Since Ranil took over, it’s not as though the flood gates have opened and forex is flowing in freely. It’s simply that the same limited resources are managed far more efficiently than they were during the previous regime which exposed many as being out of their depth in the positions they held. Further the rupee was allowed to float and this encouraged expatriate workers to use the official channels for remitting funds home.

Step by step action is being taken to increase tourist arrivals. Other industries are gradually picking up business. I know of entrepreneurs who are grateful to Ranil for having accepted the challenge and help mitigate our plight. They have invested hundreds of millions of rupees in their businesses which were on the verge of folding up at the peak of the crisis.
The argument is made that a powerful person is controlling the government from behind the scenes and Ranil is a proxy president for him.

That may be so where cabinet appointments, etc are made but with regard to managing the economy I am convinced that Ranil is calling all the shots backed by expert advice.For argument sake let’s say that it is a fact that Ranil has to listen to this powerful person dictating terms to him and consider what options he would have had to tell that powerful person to “go to hell” and have the rug pulled from under his feet or play ball and have parliamentary support for all the economic measures he proposes.I think the answer to which option would be in the interests of the country is a “no brainer”.

We all know what the need of the country is at this point of time. The choice he made was the lesser of the two evils considering the economic situation of the country and turning around the economy was top priority.

While it is no secret that we need the support of the West and multilateral organizations to cooperate with us in our predicament, Ranil was strong enough to call the ambassadors of Western nations and take them on.
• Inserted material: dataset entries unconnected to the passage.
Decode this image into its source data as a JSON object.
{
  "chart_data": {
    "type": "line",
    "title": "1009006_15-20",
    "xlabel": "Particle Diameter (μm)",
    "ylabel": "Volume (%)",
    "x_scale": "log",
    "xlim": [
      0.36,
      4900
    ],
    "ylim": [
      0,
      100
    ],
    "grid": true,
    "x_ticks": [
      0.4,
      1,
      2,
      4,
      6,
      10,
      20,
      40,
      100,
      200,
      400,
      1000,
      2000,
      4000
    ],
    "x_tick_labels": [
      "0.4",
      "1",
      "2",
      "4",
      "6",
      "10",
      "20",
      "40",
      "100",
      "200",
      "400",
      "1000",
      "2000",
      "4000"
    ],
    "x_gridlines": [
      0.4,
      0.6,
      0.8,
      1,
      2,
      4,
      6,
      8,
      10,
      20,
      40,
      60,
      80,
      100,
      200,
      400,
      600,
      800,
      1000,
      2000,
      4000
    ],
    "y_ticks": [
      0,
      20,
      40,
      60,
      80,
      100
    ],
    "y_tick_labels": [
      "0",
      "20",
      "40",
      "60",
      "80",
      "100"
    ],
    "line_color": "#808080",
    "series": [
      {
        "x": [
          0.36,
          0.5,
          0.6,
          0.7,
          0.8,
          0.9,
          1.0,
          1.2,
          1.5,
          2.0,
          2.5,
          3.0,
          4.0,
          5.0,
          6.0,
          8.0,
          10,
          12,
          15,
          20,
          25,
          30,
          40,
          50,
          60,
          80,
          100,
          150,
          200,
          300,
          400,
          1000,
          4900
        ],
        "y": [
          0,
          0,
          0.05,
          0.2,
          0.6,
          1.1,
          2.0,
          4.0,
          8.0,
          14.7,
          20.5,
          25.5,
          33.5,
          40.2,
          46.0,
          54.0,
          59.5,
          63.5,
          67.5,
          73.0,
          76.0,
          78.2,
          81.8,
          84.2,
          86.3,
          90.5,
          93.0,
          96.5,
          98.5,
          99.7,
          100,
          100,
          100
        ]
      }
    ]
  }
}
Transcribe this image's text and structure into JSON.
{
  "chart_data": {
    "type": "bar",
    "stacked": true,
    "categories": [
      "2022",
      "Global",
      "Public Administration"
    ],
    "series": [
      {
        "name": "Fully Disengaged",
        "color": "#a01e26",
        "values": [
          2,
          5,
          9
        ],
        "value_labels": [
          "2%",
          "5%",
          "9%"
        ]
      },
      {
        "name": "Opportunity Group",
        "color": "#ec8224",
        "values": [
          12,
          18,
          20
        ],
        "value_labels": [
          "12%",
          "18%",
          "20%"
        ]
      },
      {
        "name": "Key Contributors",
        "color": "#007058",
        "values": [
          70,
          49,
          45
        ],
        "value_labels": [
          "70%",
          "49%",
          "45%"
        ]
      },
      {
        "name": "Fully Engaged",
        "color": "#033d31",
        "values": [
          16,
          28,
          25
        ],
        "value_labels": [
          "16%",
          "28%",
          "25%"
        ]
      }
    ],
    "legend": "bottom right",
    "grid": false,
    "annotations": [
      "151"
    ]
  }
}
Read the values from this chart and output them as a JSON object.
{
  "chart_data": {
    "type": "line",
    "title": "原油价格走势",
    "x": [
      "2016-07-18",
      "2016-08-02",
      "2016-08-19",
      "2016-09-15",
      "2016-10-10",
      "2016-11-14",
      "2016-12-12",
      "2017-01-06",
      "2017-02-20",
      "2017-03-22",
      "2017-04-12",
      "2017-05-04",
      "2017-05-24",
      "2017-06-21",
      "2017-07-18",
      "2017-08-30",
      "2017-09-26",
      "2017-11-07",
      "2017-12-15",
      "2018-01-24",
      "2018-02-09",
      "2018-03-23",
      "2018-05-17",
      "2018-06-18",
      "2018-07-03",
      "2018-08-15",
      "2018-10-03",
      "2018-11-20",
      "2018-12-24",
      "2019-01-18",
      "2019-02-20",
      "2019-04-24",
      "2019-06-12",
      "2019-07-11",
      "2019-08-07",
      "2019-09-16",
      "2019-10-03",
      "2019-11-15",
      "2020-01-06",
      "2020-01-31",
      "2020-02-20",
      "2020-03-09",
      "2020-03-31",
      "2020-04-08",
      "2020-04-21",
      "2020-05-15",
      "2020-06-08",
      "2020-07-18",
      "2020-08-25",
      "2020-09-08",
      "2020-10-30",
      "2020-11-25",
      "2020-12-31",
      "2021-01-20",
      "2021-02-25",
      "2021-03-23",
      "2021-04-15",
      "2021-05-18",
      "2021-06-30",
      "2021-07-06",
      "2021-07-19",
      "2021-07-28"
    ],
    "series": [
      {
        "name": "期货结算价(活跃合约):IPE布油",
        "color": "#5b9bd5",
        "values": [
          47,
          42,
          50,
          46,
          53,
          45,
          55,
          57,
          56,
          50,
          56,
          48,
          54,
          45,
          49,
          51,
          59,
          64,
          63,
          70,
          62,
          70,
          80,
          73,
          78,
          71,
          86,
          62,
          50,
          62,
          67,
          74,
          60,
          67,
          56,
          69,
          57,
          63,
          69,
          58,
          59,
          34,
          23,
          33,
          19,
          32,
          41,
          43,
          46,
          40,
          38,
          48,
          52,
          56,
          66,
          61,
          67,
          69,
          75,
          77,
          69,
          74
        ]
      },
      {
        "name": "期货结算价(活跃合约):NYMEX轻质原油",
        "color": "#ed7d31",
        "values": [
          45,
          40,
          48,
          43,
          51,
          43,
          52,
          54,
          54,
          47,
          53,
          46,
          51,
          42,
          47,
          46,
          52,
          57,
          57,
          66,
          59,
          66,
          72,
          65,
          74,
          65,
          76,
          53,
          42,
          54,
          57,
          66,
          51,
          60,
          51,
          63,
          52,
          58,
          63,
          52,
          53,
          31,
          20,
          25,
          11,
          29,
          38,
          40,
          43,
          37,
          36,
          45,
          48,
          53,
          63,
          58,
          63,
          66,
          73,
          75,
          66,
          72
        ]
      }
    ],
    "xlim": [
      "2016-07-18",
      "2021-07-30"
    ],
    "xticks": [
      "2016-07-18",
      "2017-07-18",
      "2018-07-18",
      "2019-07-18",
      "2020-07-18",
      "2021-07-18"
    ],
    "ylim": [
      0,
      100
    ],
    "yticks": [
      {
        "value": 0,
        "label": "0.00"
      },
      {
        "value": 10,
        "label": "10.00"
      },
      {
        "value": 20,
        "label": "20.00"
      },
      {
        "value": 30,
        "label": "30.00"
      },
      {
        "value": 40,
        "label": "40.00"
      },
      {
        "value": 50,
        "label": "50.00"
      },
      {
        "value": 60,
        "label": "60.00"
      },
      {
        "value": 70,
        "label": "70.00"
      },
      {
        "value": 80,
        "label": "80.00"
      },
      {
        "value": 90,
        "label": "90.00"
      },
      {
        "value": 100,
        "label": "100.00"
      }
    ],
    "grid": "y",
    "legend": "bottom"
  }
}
He drew attention to the fact that there had been “tweets” with incorrect statements e.g. that the police had removed protesters from Galle Face Green when actually the protesters removed were those who obstructed the President’s office.

Yet he was able to get positive statements from heads of government and other organizations like the IMF, World Bank, Paris Club and EU. If there’s any other leader who could have done better, I have not heard of him/her. We need the IMF on board to even be able to open discussions with our creditors. Remember we are not able to negotiate with the IMF from a position of strength. Ranil was considered by the late Mangala Samaraweera as “the best President we never had”. Even most of his fiercest critics concede that he is the best person to handle this situation.

With regard to the harsh treatment of the protesters, it is conceded that in a few recent instances the police action was a bit heavy handed. Besides those instances one couldn’t fault the authorities for questioning those who broke the law and were on record of having invaded and vandalized key institutions like the President’s and Prime Minister’s offices and residences.

We hear of threats, by leaders of some political parties known for their violent actions, to forcibly remove the government. I don’t believe this is the popular sentiment of the people and in the name of democracy this should be prevented. So the bottom line should be that all should forget differences and rally round the government to turn the economy around or in the alternative, perish.